Emprego, Criatividade e Propriedade Intelectual

 

Manuel Serrão, Jornal de Notícias, 06-05-2015

 

http://www.jn.pt/Opiniao/default.aspx?content_id=4551258&opiniao=Manuel%20Serr%E3o

1. A falta de mão de obra...
No momento em que consegui consultar ontem em Frankfurt a edição online do nosso JN, a manchete falava da falta de mão de obra que preocupa a indústria têxtil e vestuário nos dias que correm.
(http://www.jn.pt/PaginaInicial/Economia/Interior.aspx?content_id=4549279)

Para mim, que passei os últimos 28 anos da minha vida "enfarinhado" neste fantástico setor que adoro, não foi propriamente uma novidade. Como aliás referia de passagem essa notícia, fui testemunha privilegiada dos anos em que esta indústria tinha o funeral encomendado e por quem quase todos os gurus políticos, nacionais e internacionais, rezavam missas do sétimo dia, semana sim, semana não. Lembro-me bem dos ominosos tempos em que até nos bancos acendiam luzes vermelhas e tocavam campainhas de alarme sempre que um empresário têxtil franqueava a porta de entrada de qualquer dependência bancária. Não consigo disfarçar um sorriso irónico sempre que nestes tempos novos vejo alguns banqueiros e alguns bancários a engolirem a sua arrogância e a chafurdarem na lama das suas incompetências e desvarios, enquanto as indústrias têxteis que não desistiram e tiveram juízo ajudam hoje o país a levantar-se do chão e contribuem para o equilíbrio das nossas contas com o exterior.
Estou em Frankfurt a acompanhar 20 dessas empresas, que fazem da inovação e competitividade internacional o seu modo de vida, beneficiando de incentivos do QREN e do COMPETE para representarem Portugal com o orgulho e a competência por todos aqui reconhecido.

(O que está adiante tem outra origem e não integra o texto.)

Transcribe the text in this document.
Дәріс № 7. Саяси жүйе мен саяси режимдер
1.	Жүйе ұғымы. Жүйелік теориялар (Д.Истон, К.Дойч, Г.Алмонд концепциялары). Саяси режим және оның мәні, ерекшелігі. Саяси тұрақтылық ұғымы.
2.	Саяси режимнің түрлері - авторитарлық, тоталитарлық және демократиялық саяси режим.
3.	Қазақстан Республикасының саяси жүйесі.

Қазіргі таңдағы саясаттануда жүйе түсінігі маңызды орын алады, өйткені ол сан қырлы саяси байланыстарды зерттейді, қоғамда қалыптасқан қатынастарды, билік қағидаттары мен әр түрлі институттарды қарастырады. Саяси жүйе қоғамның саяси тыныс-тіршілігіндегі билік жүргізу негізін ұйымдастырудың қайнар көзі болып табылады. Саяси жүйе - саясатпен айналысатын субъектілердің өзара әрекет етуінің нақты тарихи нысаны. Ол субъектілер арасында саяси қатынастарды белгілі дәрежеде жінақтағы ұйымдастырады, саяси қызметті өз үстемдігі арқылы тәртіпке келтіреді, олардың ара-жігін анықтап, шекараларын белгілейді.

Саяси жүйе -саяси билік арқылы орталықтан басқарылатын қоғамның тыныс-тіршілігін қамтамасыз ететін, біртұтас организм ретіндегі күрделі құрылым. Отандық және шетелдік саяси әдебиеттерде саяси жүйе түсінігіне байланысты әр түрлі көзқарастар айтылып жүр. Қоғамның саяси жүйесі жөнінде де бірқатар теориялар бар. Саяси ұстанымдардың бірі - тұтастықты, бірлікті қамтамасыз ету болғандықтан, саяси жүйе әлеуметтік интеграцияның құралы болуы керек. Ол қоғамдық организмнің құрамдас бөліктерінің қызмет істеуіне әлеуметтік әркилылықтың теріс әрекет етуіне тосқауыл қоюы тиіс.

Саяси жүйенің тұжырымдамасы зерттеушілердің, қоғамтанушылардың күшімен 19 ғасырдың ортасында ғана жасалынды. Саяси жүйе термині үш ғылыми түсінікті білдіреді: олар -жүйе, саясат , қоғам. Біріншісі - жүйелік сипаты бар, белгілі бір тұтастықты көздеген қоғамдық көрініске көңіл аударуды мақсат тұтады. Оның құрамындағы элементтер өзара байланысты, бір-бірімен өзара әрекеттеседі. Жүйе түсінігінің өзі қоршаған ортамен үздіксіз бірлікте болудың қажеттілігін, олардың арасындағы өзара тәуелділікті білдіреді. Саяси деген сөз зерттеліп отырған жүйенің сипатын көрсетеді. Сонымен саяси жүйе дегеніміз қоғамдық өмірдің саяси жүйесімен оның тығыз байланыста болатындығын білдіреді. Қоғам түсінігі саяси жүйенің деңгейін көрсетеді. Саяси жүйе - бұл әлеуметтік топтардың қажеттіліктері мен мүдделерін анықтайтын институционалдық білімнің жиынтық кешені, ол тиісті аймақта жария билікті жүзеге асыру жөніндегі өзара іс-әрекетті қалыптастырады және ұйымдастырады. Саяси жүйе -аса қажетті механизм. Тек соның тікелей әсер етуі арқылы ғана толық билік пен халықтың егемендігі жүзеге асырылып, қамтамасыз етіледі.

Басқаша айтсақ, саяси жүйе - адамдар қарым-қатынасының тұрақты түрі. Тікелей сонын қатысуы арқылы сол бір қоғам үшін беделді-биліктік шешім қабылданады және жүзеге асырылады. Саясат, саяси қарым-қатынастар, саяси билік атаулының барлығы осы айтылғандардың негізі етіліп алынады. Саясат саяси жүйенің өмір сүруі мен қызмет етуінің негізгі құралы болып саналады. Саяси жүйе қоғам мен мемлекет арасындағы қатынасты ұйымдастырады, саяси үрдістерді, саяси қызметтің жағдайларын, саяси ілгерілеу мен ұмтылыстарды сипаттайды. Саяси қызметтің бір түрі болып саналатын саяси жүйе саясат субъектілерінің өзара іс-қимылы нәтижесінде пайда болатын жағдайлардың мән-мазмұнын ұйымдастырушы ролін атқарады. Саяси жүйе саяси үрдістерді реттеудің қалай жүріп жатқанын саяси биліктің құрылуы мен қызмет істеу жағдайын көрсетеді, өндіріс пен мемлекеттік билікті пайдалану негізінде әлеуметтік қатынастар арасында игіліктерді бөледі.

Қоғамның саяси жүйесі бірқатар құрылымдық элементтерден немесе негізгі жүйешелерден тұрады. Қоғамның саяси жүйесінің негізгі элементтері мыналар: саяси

Hoje sabemos que foi a "moda" de dizer mal da têxtil, de quem lá investia e de quem lá trabalhava, que quase ia acabando com a ITV e hoje faz com que exista esta falta de mão de obra de que falava o JN de ontem. Os nossos jovens podem ser jovens, mas não são parvos, nem masoquistas e quando à sua volta tudo dizia que a têxtil estava acabada, era uma indústria sem futuro, era o que mais faltava irem eles tocar viola para um enterro onde se garantia que não faziam falta nenhuma.
Entretanto, quem teve o condão de pensar pela própria cabeça e força e coragem para resistir contra tudo e contra todos, fazia o caminho da reconversão e hoje é o país todo que está convertido ao seu sucesso internacional. Muitas delas são esta semana vedetas na Techtextil, na terra de Merkel.

2. ...e o excesso da mão invisível.
Graças também às novas tecnologias não precisei de sair de Frankfurt para assinar uma petição online para defesa dos direitos de autor. Copywrightforfreedom deve interessar todos aqueles que, como eu, escrevem, ou cantam, desenham, criam software, no fundo, exercem uma atividade que os torna sujeitos com direitos de autor. É evidente que a multiplicação de formas de comunicação tem vindo a tornar a proteção destes direitos uma tarefa hercúlea, mas lá está, aqui, como na indústria têxtil dos anos da crise, é preciso não atirar a toalha ao chão. A criatividade pode e deve ser protegida, como um direito maior e cada autor tem a obrigação também maior de contribuir criativamente para essa brutal tarefa de proteger a criatividade... de si própria.
Acresce que esta "batalha" pelos direitos de autor não se resume apenas a esse mundo, que já de si valia uma luta sem quartel. Por trás deste ataque aos direitos de autor está uma sibilina campanha contra a liberdade de expressão e parece que ainda foi ontem que vimos meia Europa a dizer-se Charlie, para agora sermos surpreendidos por muitas dessas figuras e figurinhas europeias a mostrarem total indiferença por estas leis que se preparam para atentar contra essa mesmíssima liberdade de expressão.
Cada consumidor, autor também ou só consumidor das obras feitas, tem de ser capaz de reagir com calma e objetividade ao canto de sereia, que apresenta tudo mais fácil e mais barato, num mundo em que a capacidade criativa dos autores é colocada à disposição de toda a comunidade, sem outro preço que um muito obrigado envergonhado. Provavelmente não será para este exagero que aponta a nova legislação em discussão, mas que é nesta direção que as coisas se estão a perfilar não tenho a mais pequena dúvida. Por mim não passarão comigo a ver a banda passar!